Elaine was big on the function of rote memorization in education, so I showed the kids Animaniacs doing their countries and state capitals songs -- and then had them sing 'em back to me. So much for Geography.

They had dreary math workbooks. They plodded through two pages each day, which I then had to correct. I had a teacher's key for each page, but kept misplacing it -- so graded them on penmanship and neatness. Nobody seemed to notice, or care. 

They had an hour at noon to eat their sandwiches and run around in Elaine's back yard, which was bristling with oak trees and sickly pines that dropped large branches on my student's heads without warning. They didn't seem to mind.
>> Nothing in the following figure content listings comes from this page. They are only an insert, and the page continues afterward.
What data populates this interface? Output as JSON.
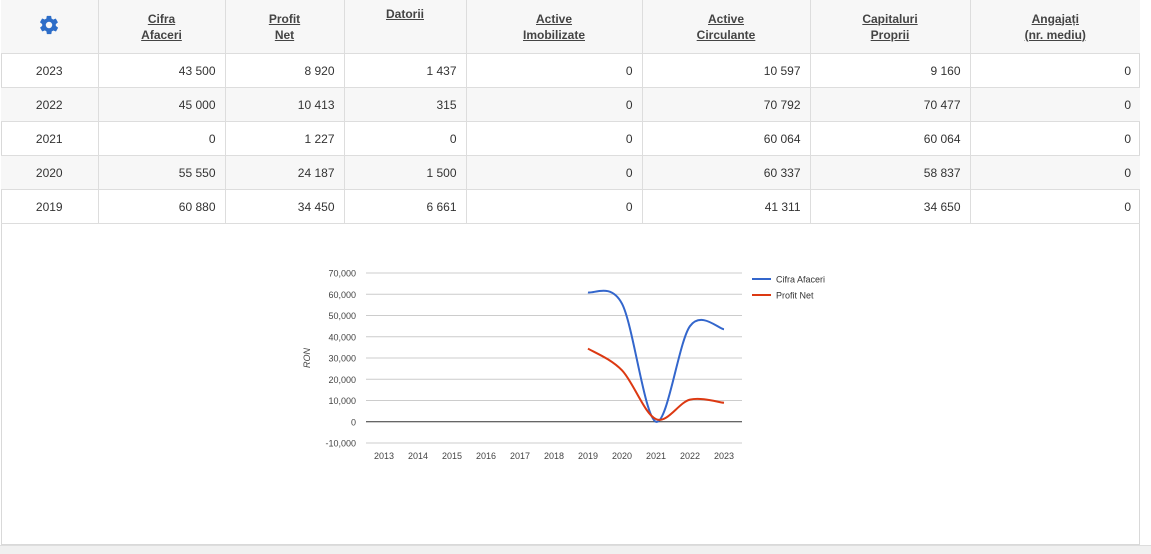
{
  "table": {
    "settings_icon": "gear-icon",
    "accent_color": "#2d6dc8",
    "columns": [
      {
        "line1": "Cifra",
        "line2": "Afaceri"
      },
      {
        "line1": "Profit",
        "line2": "Net"
      },
      {
        "line1": "Datorii",
        "line2": ""
      },
      {
        "line1": "Active",
        "line2": "Imobilizate"
      },
      {
        "line1": "Active",
        "line2": "Circulante"
      },
      {
        "line1": "Capitaluri",
        "line2": "Proprii"
      },
      {
        "line1": "Angajați",
        "line2": "(nr. mediu)"
      }
    ],
    "rows": [
      {
        "year": "2023",
        "cells": [
          "43 500",
          "8 920",
          "1 437",
          "0",
          "10 597",
          "9 160",
          "0"
        ]
      },
      {
        "year": "2022",
        "cells": [
          "45 000",
          "10 413",
          "315",
          "0",
          "70 792",
          "70 477",
          "0"
        ]
      },
      {
        "year": "2021",
        "cells": [
          "0",
          "1 227",
          "0",
          "0",
          "60 064",
          "60 064",
          "0"
        ]
      },
      {
        "year": "2020",
        "cells": [
          "55 550",
          "24 187",
          "1 500",
          "0",
          "60 337",
          "58 837",
          "0"
        ]
      },
      {
        "year": "2019",
        "cells": [
          "60 880",
          "34 450",
          "6 661",
          "0",
          "41 311",
          "34 650",
          "0"
        ]
      }
    ]
  },
  "chart_data": {
    "type": "line",
    "ylabel": "RON",
    "xlabel": "",
    "title": "",
    "ylim": [
      -10000,
      70000
    ],
    "yticks": [
      -10000,
      0,
      10000,
      20000,
      30000,
      40000,
      50000,
      60000,
      70000
    ],
    "ytick_labels": [
      "-10,000",
      "0",
      "10,000",
      "20,000",
      "30,000",
      "40,000",
      "50,000",
      "60,000",
      "70,000"
    ],
    "categories": [
      "2013",
      "2014",
      "2015",
      "2016",
      "2017",
      "2018",
      "2019",
      "2020",
      "2021",
      "2022",
      "2023"
    ],
    "series": [
      {
        "name": "Cifra Afaceri",
        "color": "#3366cc",
        "values": [
          null,
          null,
          null,
          null,
          null,
          null,
          60880,
          55550,
          0,
          45000,
          43500
        ]
      },
      {
        "name": "Profit Net",
        "color": "#dc3912",
        "values": [
          null,
          null,
          null,
          null,
          null,
          null,
          34450,
          24187,
          1227,
          10413,
          8920
        ]
      }
    ],
    "grid": true,
    "legend_position": "right"
  }
}
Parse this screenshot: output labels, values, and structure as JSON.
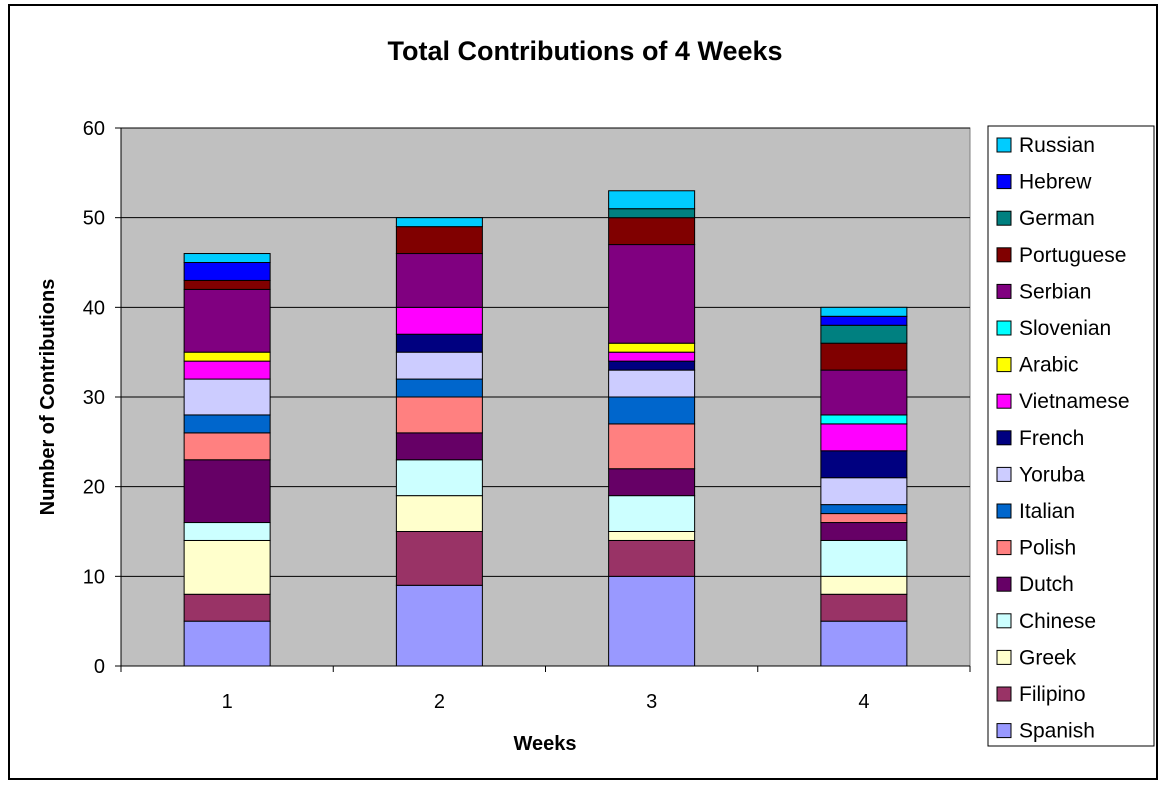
{
  "chart_data": {
    "type": "bar",
    "stacked": true,
    "title": "Total Contributions of 4 Weeks",
    "xlabel": "Weeks",
    "ylabel": "Number of Contributions",
    "categories": [
      "1",
      "2",
      "3",
      "4"
    ],
    "ylim": [
      0,
      60
    ],
    "yticks": [
      0,
      10,
      20,
      30,
      40,
      50,
      60
    ],
    "grid": true,
    "plot_background": "#c0c0c0",
    "legend_position": "right",
    "series": [
      {
        "name": "Spanish",
        "color": "#9999ff",
        "values": [
          5,
          9,
          10,
          5
        ]
      },
      {
        "name": "Filipino",
        "color": "#993366",
        "values": [
          3,
          6,
          4,
          3
        ]
      },
      {
        "name": "Greek",
        "color": "#ffffcc",
        "values": [
          6,
          4,
          1,
          2
        ]
      },
      {
        "name": "Chinese",
        "color": "#ccffff",
        "values": [
          2,
          4,
          4,
          4
        ]
      },
      {
        "name": "Dutch",
        "color": "#660066",
        "values": [
          7,
          3,
          3,
          2
        ]
      },
      {
        "name": "Polish",
        "color": "#ff8080",
        "values": [
          3,
          4,
          5,
          1
        ]
      },
      {
        "name": "Italian",
        "color": "#0066cc",
        "values": [
          2,
          2,
          3,
          1
        ]
      },
      {
        "name": "Yoruba",
        "color": "#ccccff",
        "values": [
          4,
          3,
          3,
          3
        ]
      },
      {
        "name": "French",
        "color": "#000080",
        "values": [
          0,
          2,
          1,
          3
        ]
      },
      {
        "name": "Vietnamese",
        "color": "#ff00ff",
        "values": [
          2,
          3,
          1,
          3
        ]
      },
      {
        "name": "Arabic",
        "color": "#ffff00",
        "values": [
          1,
          0,
          1,
          0
        ]
      },
      {
        "name": "Slovenian",
        "color": "#00ffff",
        "values": [
          0,
          0,
          0,
          1
        ]
      },
      {
        "name": "Serbian",
        "color": "#800080",
        "values": [
          7,
          6,
          11,
          5
        ]
      },
      {
        "name": "Portuguese",
        "color": "#800000",
        "values": [
          1,
          3,
          3,
          3
        ]
      },
      {
        "name": "German",
        "color": "#008080",
        "values": [
          0,
          0,
          1,
          2
        ]
      },
      {
        "name": "Hebrew",
        "color": "#0000ff",
        "values": [
          2,
          0,
          0,
          1
        ]
      },
      {
        "name": "Russian",
        "color": "#00ccff",
        "values": [
          1,
          1,
          2,
          1
        ]
      }
    ]
  }
}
The noon hour was also their Gym class, so I scrounged Frisbees and tennis balls out of Elaine's basement and let the kids have a go at breaking some of the casement windows. They never succeeded, since they had lousy aim. 
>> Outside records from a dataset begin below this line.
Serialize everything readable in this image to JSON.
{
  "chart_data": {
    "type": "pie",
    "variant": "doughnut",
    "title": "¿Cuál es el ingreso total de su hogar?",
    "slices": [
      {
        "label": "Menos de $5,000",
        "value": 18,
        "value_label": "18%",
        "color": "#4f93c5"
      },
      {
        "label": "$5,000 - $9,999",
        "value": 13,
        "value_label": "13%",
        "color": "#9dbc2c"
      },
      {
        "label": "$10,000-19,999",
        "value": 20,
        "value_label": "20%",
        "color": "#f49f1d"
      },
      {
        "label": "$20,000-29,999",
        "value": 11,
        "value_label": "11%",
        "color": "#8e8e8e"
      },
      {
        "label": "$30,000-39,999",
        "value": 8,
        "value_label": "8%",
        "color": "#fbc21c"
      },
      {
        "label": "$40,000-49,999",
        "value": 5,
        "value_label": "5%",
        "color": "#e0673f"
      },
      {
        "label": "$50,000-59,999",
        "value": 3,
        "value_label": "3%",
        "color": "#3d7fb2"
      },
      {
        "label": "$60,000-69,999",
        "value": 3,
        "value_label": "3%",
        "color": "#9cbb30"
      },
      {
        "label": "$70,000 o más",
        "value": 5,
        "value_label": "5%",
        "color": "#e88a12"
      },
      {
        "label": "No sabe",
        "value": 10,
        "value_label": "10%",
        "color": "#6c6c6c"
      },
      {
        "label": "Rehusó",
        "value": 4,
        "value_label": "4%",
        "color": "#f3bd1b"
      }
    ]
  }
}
When the weather was inclement we stayed inside for Home Economics. Madel gave me a Walmart juicer when I first came back from Thailand, so we used that to experiment with the different flavors and properties of fruit and vegetables. Did you know that you cannot get juice from a banana? Even if you include the peel. And the combination of celery, tomato, and potato juice tastes pretty darn good. We also produced cucumber and grated ginger finger sandwiches for the Parent and Teacher Conference, which generated quite a stir --inwardly, as well as outwardly. 

Elaine wanted a diorama, a timeline, of world history that would stretch completely around the classroom. I encouraged my students to get creative; accuracy and realism were secondary. So they drew antediluvian dinosaurs cavorting with unicorns, a Minecraft version of ancient Rome, and placed Spiderman at the head of General Grant's army during the Siege of Vicksburg. 

Towards the end of that first school year Elaine wangled the entire second floor of the Woodbridge YMCA/YWCA building for the Academy to move into. We now had access to an indoor gym and a computer lab. Those should have been palmy days for me, but two sudden kidney stone attacks, one right after the other, laid me lower than a turtle's tummy. Lacking any health insurance, I got the bum's rush at the  ER -- both times they pumped me full of painkillers and sent me home with instructions to irrigate myself until the stones passed. They eventually passed -- at least some of them did -- but I stayed so exhausted and listless that I had to resign my teaching position. A few months later I moved to Provo, Utah, at the invitation of an old friend who teaches at BYU. I appreciated the offer because it put me close to most of my own children and their children. When I felt better I interviewed for another teaching position at a local language school called Nomen Global. Why not? There's always something good just around the corner, right?